Setelah itu kami sudah bisa dianggap kenal satu sama lain. Intensitas pertemuan kami tidak terlalu sering memang, karena bidang tugas kami di kantor jarang berkaitan. Paling-paling kami bertemu selepas sama-sama menyapa mesin absensi di pagi hari. Saat berpapasan atau berjalan berdampingan biasanya beliau menyapa sambil memberikan senyum khasnya. Begitupun saat sore hari, beberapa kali kami bertemu saat absen atau berjalan ke parkiran motor. Biasanya, istri beliau, Mbak Aster, yang juga bekerja di di DJA sudah tampak duduk menunggu beliau di lobi. Setelah itu, mereka berjalan berdampingan ke arah gedung parkir. Di sana, Mas Teba akan mengambil motor ke atas dan Mbak Aster kembali menunggu di pintu keluar motor. Ya, sepengetahuan saya mereka berdua pergi ke kantor dan pulang berboncengan motor. Inilah salah satu enaknya punya pasangan hidup yang juga sekantor.

Sekali lagi, tak banyak memang momen saya bersama Mas Teba.

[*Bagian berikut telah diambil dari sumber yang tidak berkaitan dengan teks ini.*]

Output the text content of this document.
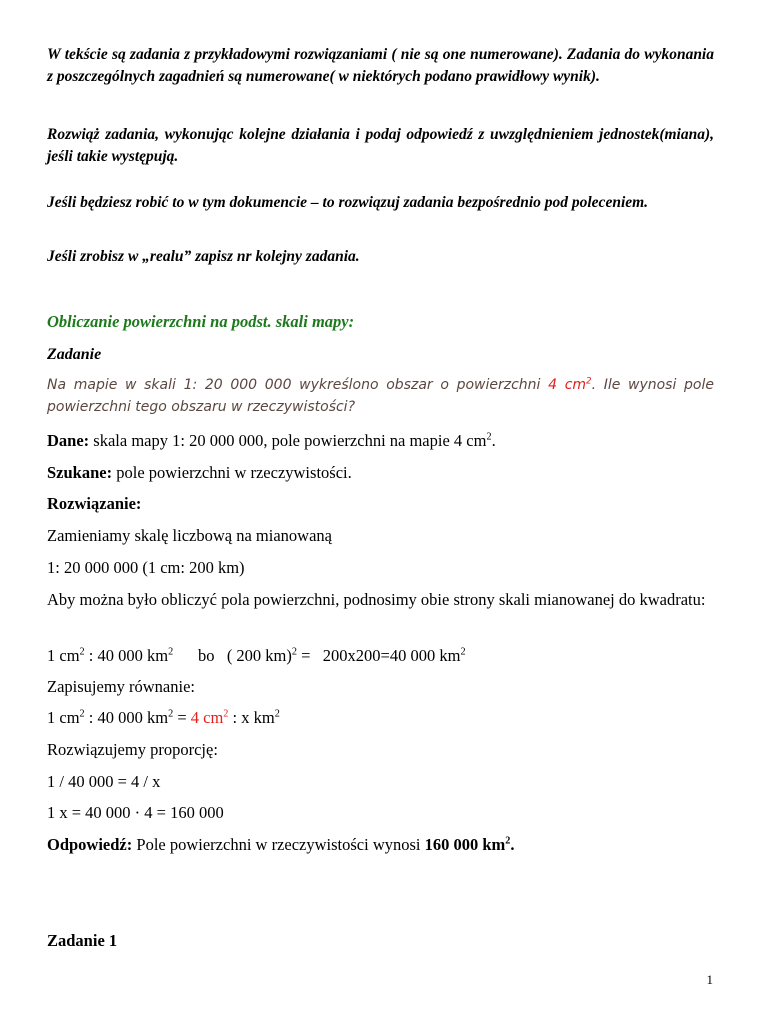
W tekście są zadania z przykładowymi rozwiązaniami ( nie są one numerowane). Zadania do wykonania z poszczególnych zagadnień są numerowane( w niektórych podano prawidłowy wynik).

Rozwiąż zadania, wykonując kolejne działania i podaj odpowiedź z uwzględnieniem jednostek(miana), jeśli takie występują.

Jeśli będziesz robić to w tym dokumencie – to rozwiązuj zadania bezpośrednio pod poleceniem.

Jeśli zrobisz w „realu” zapisz nr kolejny zadania.

Obliczanie powierzchni na podst. skali mapy:

Zadanie

Na mapie w skali 1: 20 000 000 wykreślono obszar o powierzchni 4 $cm^2$. Ile wynosi pole powierzchni tego obszaru w rzeczywistości?

Dane: skala mapy 1: 20 000 000, pole powierzchni na mapie 4 $cm^2$.

Szukane: pole powierzchni w rzeczywistości.

Rozwiązanie:

Zamieniamy skalę liczbową na mianowaną

1: 20 000 000 (1 cm: 200 km)

Aby można było obliczyć pola powierzchni, podnosimy obie strony skali mianowanej do kwadratu:

1 $cm^2$ : 40 000 $km^2$      bo   ( 200 km)$^2$ =   200x200=40 000 $km^2$

Zapisujemy równanie:

1 $cm^2$ : 40 000 $km^2 = 4$ $cm^2$ : x $km^2$

Rozwiązujemy proporcję:

1 / 40 000 = 4 / x

1 x = 40 000 · 4 = 160 000

Odpowiedź: Pole powierzchni w rzeczywistości wynosi 160 000 $km^2$.

Zadanie 1

1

Tapi dari yang sedikit itu, kesan yang saya dapat, beliau adalah orang yang kalem dan murah senyum. Bicaranya juga pelan dan tak banyak. Meski begitu beliau selalu menyapa dan sesekali bersalaman ketika kami bertemu. Dari kabar-kabar yang saya dengar, beliau juga masih beberapa kali ikut pendakian bersama teman-teman pecinta alam DJA. Beliau juga katanya aktif gowes sepeda. Luar biasa semangat Mas Teba ini ternyata.

                                                                      *****

Kemarin pagi, saya datang ke kantor seperti biasa. Berjalan dari parkiran, coba mengambil handphone dari saku celana agar tak mati gaya. Ternyata handphone saya mati, semalam sengaja dimatikan karena lowbatt. Seketika itu saya menghidupkannya untuk mengecek obrolan di whatsapp grup yang ada. Lama sekali proses booting handphone saya hingga tak terasa saya sudah ada di lapangan voli depan gedung kantor. Tak seperti biasanya, banyak bus dan L300 yang terparkir di sana. "Pada mau kemana ini?", pikir saya.
Saat akhirnya menyala, saya langsung memilih ikon bundaran hijau bergambar gagang telepon di layar handphone. Wah, sudah banyak notifikasi yang masuk. Melirik sekilas, dari beberapa grup, terlihat potongan pesan yang tampak serupa. Penasaran saya pun buka salah satu grup kantor. 

---------------------------------------------------------------------------------------------------------------------------
Innalillaahi wa inna ilaihi roji'uun. Telah meninggal dunia, kerabat kita Pehik Snang Iteba (Mas Teba, A2), suami Dari Aster (Sekretariat) pagi ini. Semoga almarhum khusnul khotimah. Keluarga yang ditinggalkan diberi ketabahan. Aamiin aamiin aamiin.
---------------------------------------------------------------------------------------------------------------------------
Masya Allah, detak jantung seperti tercekat sejenak dan semakin cepat setelahnya. Innalillahi wa innailaihi roji'un, Mas Teba. Ya, Pehik Snang Iteba, nama lengkapnya yang saya tau tak sengaja. Selepas meletakkan tangan di mesin handkey, saya memandangi layar monitor untuk menunggu foto saya muncul. Ketika itu dari sudut pandangan mata yang lain tampak nama Pehik Snang Iteba dengan foto Mas Teba di sampingnya masih terpampang. "Ooh, itu toh nama lengkap Mas Teba", batinku. Terdengar cukup unik bagi saya. Sempat bertanya-tanya sendiri apa artinya dan dari bahasa apa.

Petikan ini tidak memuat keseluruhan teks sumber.